Enterprise is not an individual pursuit, it’s a team sport.
An entrepreneur was once a rarity in the business world, with only a small handful of recognised and respected leaders. Nowadays, there are millions of new founders waiting for their moment in the spotlight.
It is these entrepreneurs and fast scaling start-ups which are rapidly disrupting industries with innovative ideas, challenging the old ways of thinking and working, with an outcome of a better future. It’s great to see so many visionaries sparking enterprise and commerce, giving life to the global economy.
Despite this, however, I have a love-hate relationship with the word ‘entrepreneur’ and here is why.
If we go back to its origins, ‘entrepreneur’ emerged in the thirteenth-century from the French word ‘entreprendre’, which means ‘to undertake’. It wasn’t until the sixteenth century that ‘entrepreneur’ was officially coined as ‘one who undertakes a business opportunity’.
Today, Cambridge Dictionary defines an entrepreneur as ‘someone who starts their own business, especially when this involves seeing a new opportunity’.
Thinking about the big entrepreneurial players of the last decade, such as Elon Musk or Jeff Bezos, they’ve been put on a pedestal, awarded celebrity status. They have become the signature face of their organisation, appearing to solely drive the company forward with personality and the power of their business mind.
What we know and see about ‘entrepreneurs’ and these familiar household names, it’s no surprise that many people believe the role of business leaders is to run and grow an organisation alone. This couldn’t be further from the truth.
I can’t think of one notable entrepreneur who has achieved success without the hard work and collaboration of the right team driving the mission forward.
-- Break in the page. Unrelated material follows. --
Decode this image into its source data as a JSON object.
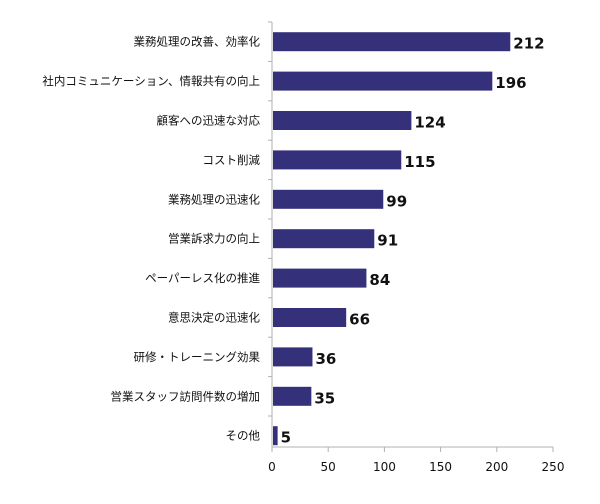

When I founded Sullivan & Stanley, the most important thing was to get the best people around me from the word go. Without my core team, my business wouldn’t be here today.
Being a business leader and founder is a team effort, so to glorify and single out success as being down to one person is simply inaccurate. The best leaders should be guiding and providing their teams with the tools to break up the status quo and as a result, build something better.
Richard Branson is a perfect example of this - he took outdated, tired industries such as airlines, cruises, trains and disrupted them with fresh ideas, which made them better and bolder.
My personal business journey has always been about serving a purpose, rather than setting out with the goal of being an ‘entrepreneur’. I didn’t start Sullivan & Stanley because I wanted to have my ‘moment in the spotlight’ - I could see there was something fundamentally wrong and I wanted to do something about it.
You only need to read the papers today to see yet another company collapse. So, it is clearer than ever before that a new type of consultancy services business was needed.
With the current routes to capability - consultancies and recruitment models - tired, outdated and no longer working, it was time for someone to step up and challenge the status quo and from this, Sullivan & Stanley was born.
Fast forward nearly four years later and corporates are now working with us because of our unique approach to landing expert teams. The executive world is now starting to get on board with the concept of experts co-creating strategy and transformation plans and co-executing them with their teams, to avoid becoming the next Thomas Cook, Carillon or BHS.
Be under no illusion, being an entrepreneur isn’t all glitz, glamour and pay cheques, it’s a tough grind, with more lows than highs.
I believe it is the sense of serving a higher purpose that drives entrepreneurs through their journey. However, an entrepreneur is not an individual accolade, it’s a team sport.
By having a great team driving the mission forward, only then will entrepreneurs achieve true success. This is why the word entrepreneur doesn’t quite cut it for me.
Pat Lynes is a business transformation expert, author of The Interim Revolution and founder and CEO of Sullivan and Stanley.